Von Isabella und Ferdinand II. von Spanien unterstützt, brach Kolumbus mit drei Schiffen zu seiner ersten von vier Fahrten gen Westen auf (3. August 1492 – 5. März 1493). Zuvor bekam er besondere Rechte zugesprochen: die erbliche Würde eines Großadmirals, das Amt des Vizekönigs der zu entdeckenden Länder und ein Zehntel aller Handelseinnahmen dieser Länder. Auf dieser Fahrt entdeckte Kolumbus Guanahani (Watlingsinsel), Kuba und Haiti. Er starb in der Meinung, Inseln vor der eurasischen Ostküste betreten und den Westweg nach Indien entdeckt zu haben. Die Einlösung der ihm zugesagten Sonderrechte hat Kolumbus nie erlebt. Erst nach seinem Tode hat sich die ganze Tragweite seiner Entdeckung erschlossen: Mit seiner nautischen Pionierleistung und der Entdeckung des neuen Erdteils hatte sich das mittelalterliche Weltbild endgültig überlebt.
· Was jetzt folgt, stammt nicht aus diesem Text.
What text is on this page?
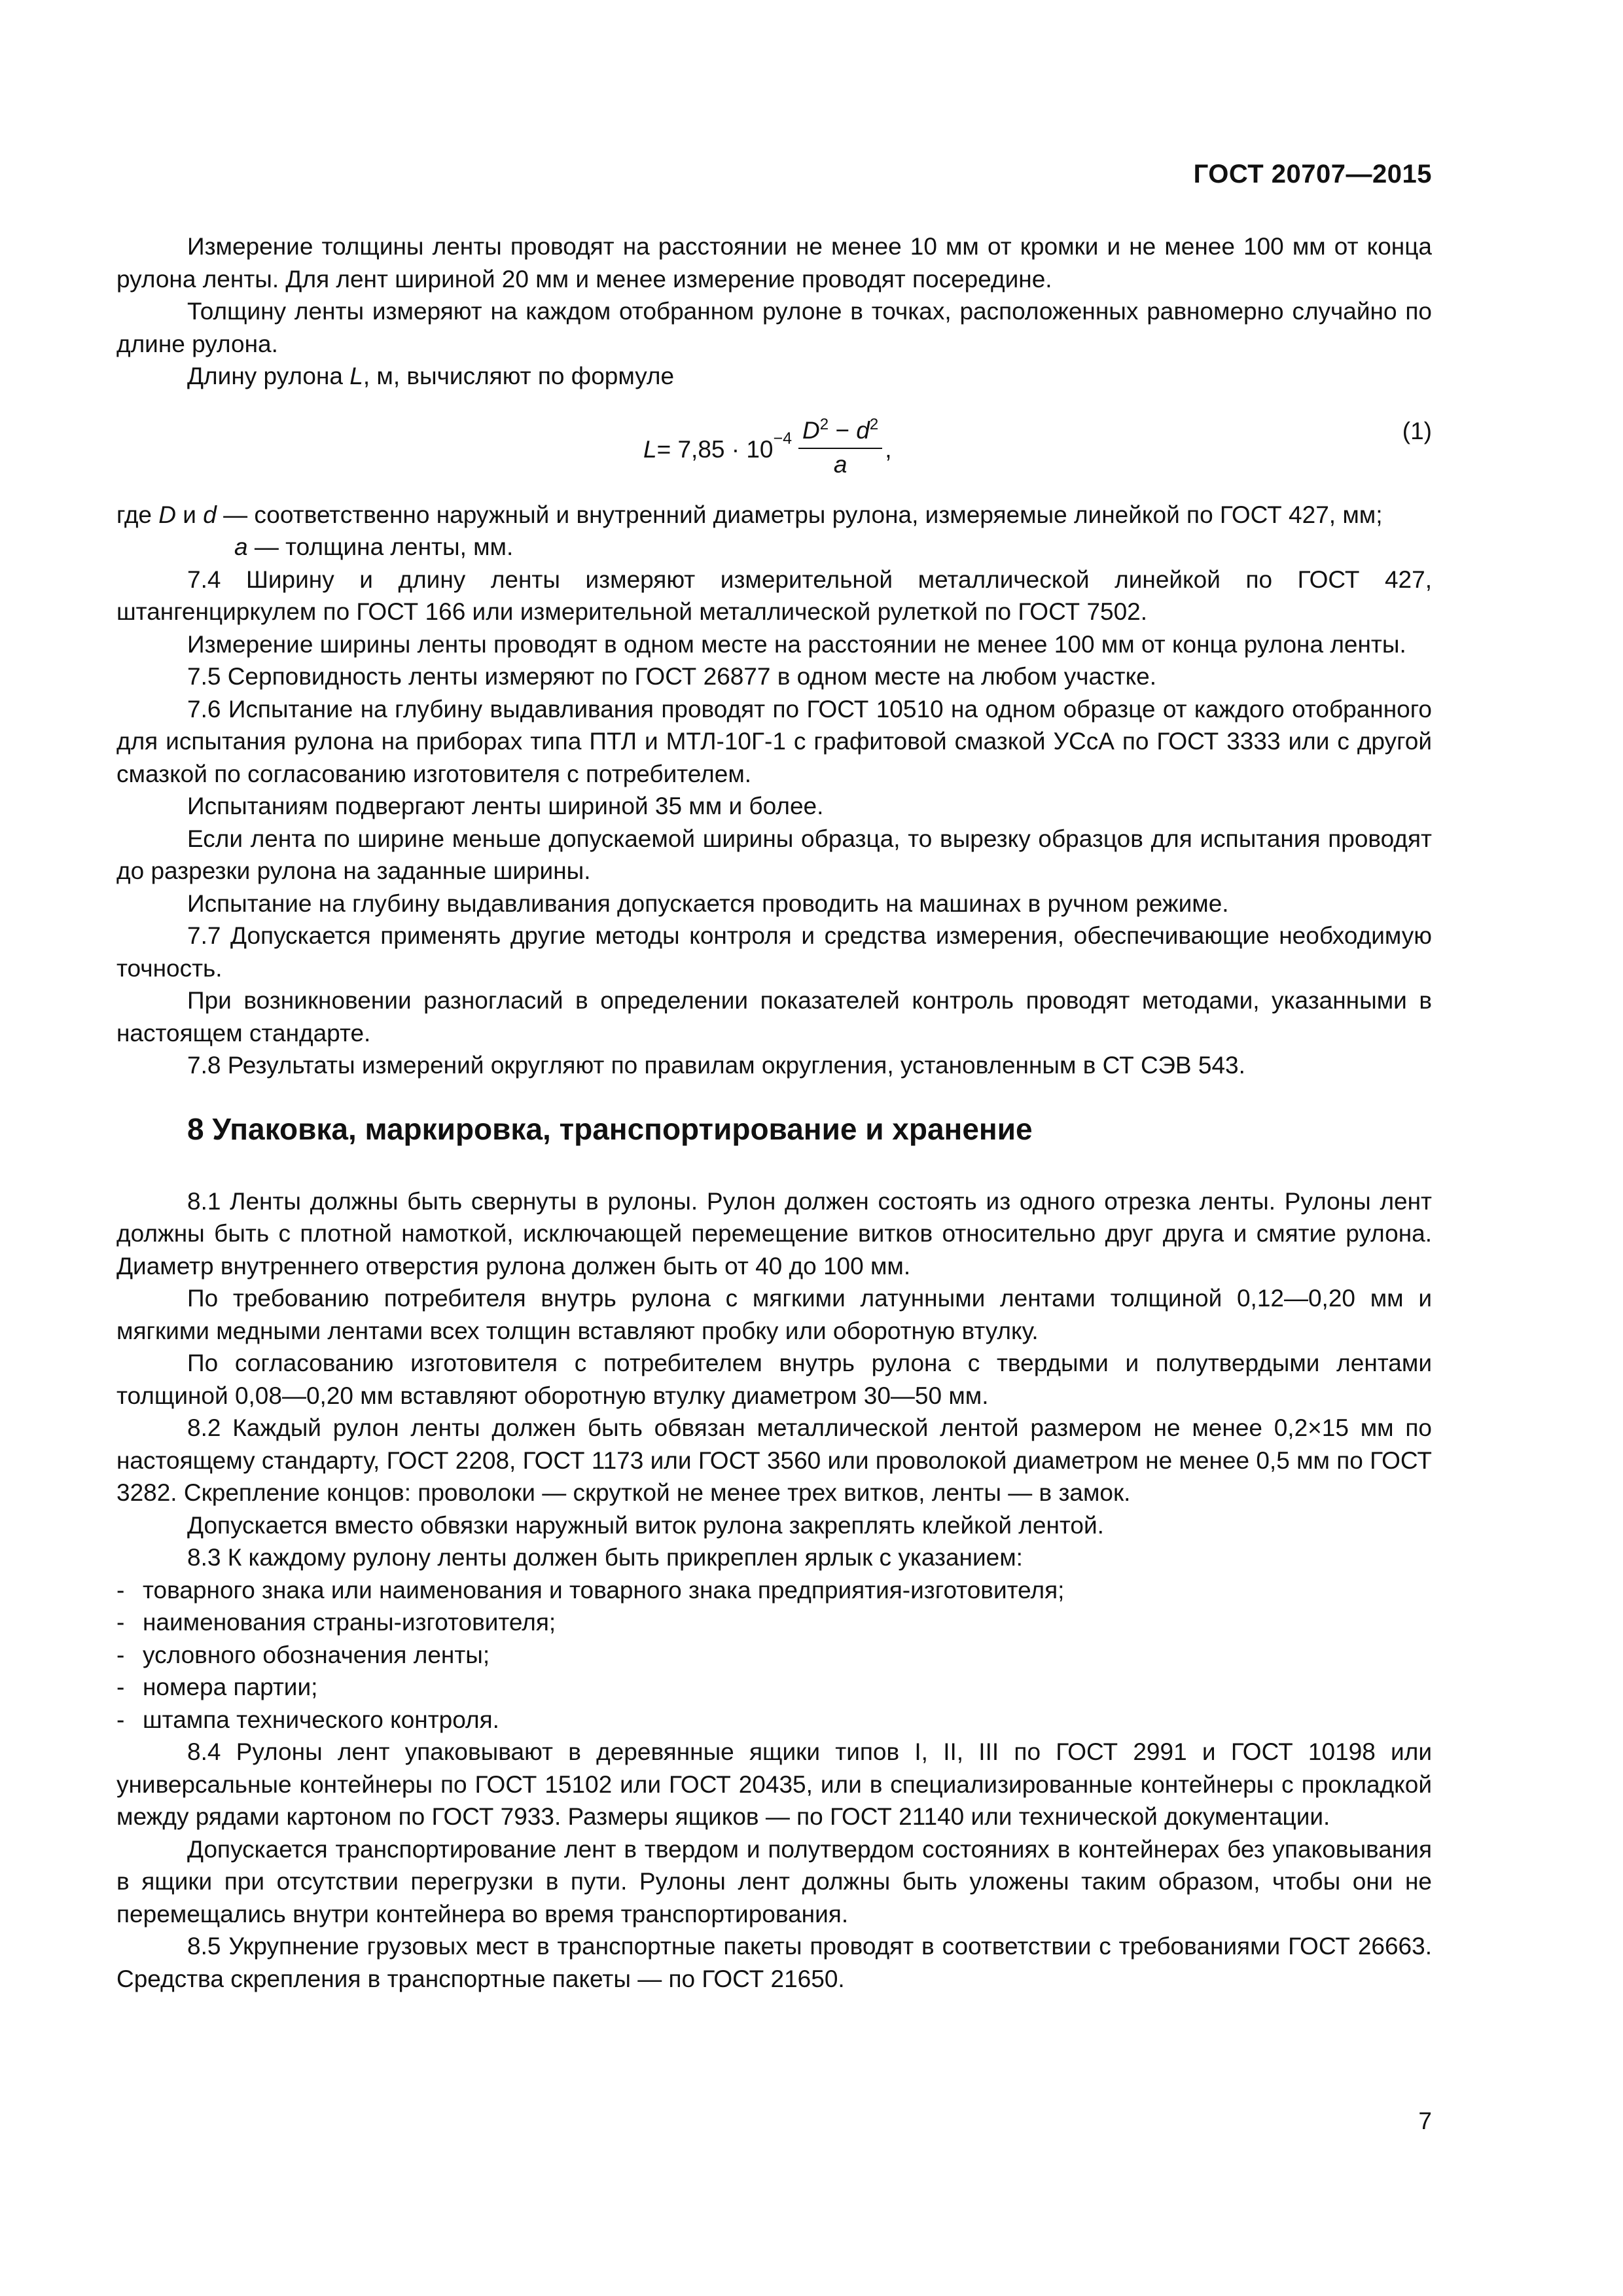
ГОСТ 20707—2015

Измерение толщины ленты проводят на расстоянии не менее 10 мм от кромки и не менее 100 мм от конца рулона ленты. Для лент шириной 20 мм и менее измерение проводят посередине.

Толщину ленты измеряют на каждом отобранном рулоне в точках, расположенных равномерно случайно по длине рулона.

Длину рулона L, м, вычисляют по формуле

$L = 7,85 \cdot 10 -4 \frac{D^2 - d^2}{a}$ ,
(1)

где D и d — соответственно наружный и внутренний диаметры рулона, измеряемые линейкой по ГОСТ 427, мм;

a — толщина ленты, мм.

7.4 Ширину и длину ленты измеряют измерительной металлической линейкой по ГОСТ 427, штангенциркулем по ГОСТ 166 или измерительной металлической рулеткой по ГОСТ 7502.

Измерение ширины ленты проводят в одном месте на расстоянии не менее 100 мм от конца рулона ленты.

7.5 Серповидность ленты измеряют по ГОСТ 26877 в одном месте на любом участке.

7.6 Испытание на глубину выдавливания проводят по ГОСТ 10510 на одном образце от каждого отобранного для испытания рулона на приборах типа ПТЛ и МТЛ-10Г-1 с графитовой смазкой УСсА по ГОСТ 3333 или с другой смазкой по согласованию изготовителя с потребителем.

Испытаниям подвергают ленты шириной 35 мм и более.

Если лента по ширине меньше допускаемой ширины образца, то вырезку образцов для испытания проводят до разрезки рулона на заданные ширины.

Испытание на глубину выдавливания допускается проводить на машинах в ручном режиме.

7.7 Допускается применять другие методы контроля и средства измерения, обеспечивающие необходимую точность.

При возникновении разногласий в определении показателей контроль проводят методами, указанными в настоящем стандарте.

7.8 Результаты измерений округляют по правилам округления, установленным в СТ СЭВ 543.

8 Упаковка, маркировка, транспортирование и хранение

8.1 Ленты должны быть свернуты в рулоны. Рулон должен состоять из одного отрезка ленты. Рулоны лент должны быть с плотной намоткой, исключающей перемещение витков относительно друг друга и смятие рулона. Диаметр внутреннего отверстия рулона должен быть от 40 до 100 мм.

По требованию потребителя внутрь рулона с мягкими латунными лентами толщиной 0,12—0,20 мм и мягкими медными лентами всех толщин вставляют пробку или оборотную втулку.

По согласованию изготовителя с потребителем внутрь рулона с твердыми и полутвердыми лентами толщиной 0,08—0,20 мм вставляют оборотную втулку диаметром 30—50 мм.

8.2 Каждый рулон ленты должен быть обвязан металлической лентой размером не менее 0,2×15 мм по настоящему стандарту, ГОСТ 2208, ГОСТ 1173 или ГОСТ 3560 или проволокой диаметром не менее 0,5 мм по ГОСТ 3282. Скрепление концов: проволоки — скруткой не менее трех витков, ленты — в замок.

Допускается вместо обвязки наружный виток рулона закреплять клейкой лентой.

8.3 К каждому рулону ленты должен быть прикреплен ярлык с указанием:

- товарного знака или наименования и товарного знака предприятия-изготовителя;
- наименования страны-изготовителя;
- условного обозначения ленты;
- номера партии;
- штампа технического контроля.

8.4 Рулоны лент упаковывают в деревянные ящики типов I, II, III по ГОСТ 2991 и ГОСТ 10198 или универсальные контейнеры по ГОСТ 15102 или ГОСТ 20435, или в специализированные контейнеры с прокладкой между рядами картоном по ГОСТ 7933. Размеры ящиков — по ГОСТ 21140 или технической документации.

Допускается транспортирование лент в твердом и полутвердом состояниях в контейнерах без упаковывания в ящики при отсутствии перегрузки в пути. Рулоны лент должны быть уложены таким образом, чтобы они не перемещались внутри контейнера во время транспортирования.

8.5 Укрупнение грузовых мест в транспортные пакеты проводят в соответствии с требованиями ГОСТ 26663. Средства скрепления в транспортные пакеты — по ГОСТ 21650.

7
Der von Kolumbus auf der Rückreise seiner ersten Entdeckungsfahrt auf den 15. Februar 1493 datierte und mit einer Nachschrift vom 14. März 1493 versehene Brief, in dem er über seine Entdeckung berichtet, ist nicht im Original erhalten. In seinem Schreiben gab Kolumbus einen Rechenschaftsbericht an Raphael Sanchez, den Schatzmeister des spanischen Königspaares, und bestätigte, dass das von ihm gefundene Land allen Hoffnungen und Erwartungen entspreche. Er schildert eine paradiesische Natur, Reichtümer an Gold und freundliche Eingeborene, die unschwer zu guten Christen und gefügigen Arbeitskräften zu erziehen seien. (Bereits die zweite Reise, die Kolumbus von 1493 bis 1496 unternahm, sollte freilich den Traum von einer friedlichen Koexistenz zerstören.) Der Kolumbus-Brief mit seiner sensationellen Nachricht wurde bereits im April 1493 in spanischer Sprache in Barcelona gedruckt. Die europäische Öffentlichkeit erfuhr von der Entdeckung durch die lateinische Übersetzung des Briefs, die noch im selben Jahr in Rom, Antwerpen, Paris und Basel erschien. Der hier abgebildete Vorabdruck in lateinischer Übersetzung erschien in Paris und ist nur in einem weiteren Exemplar nachgewiesen.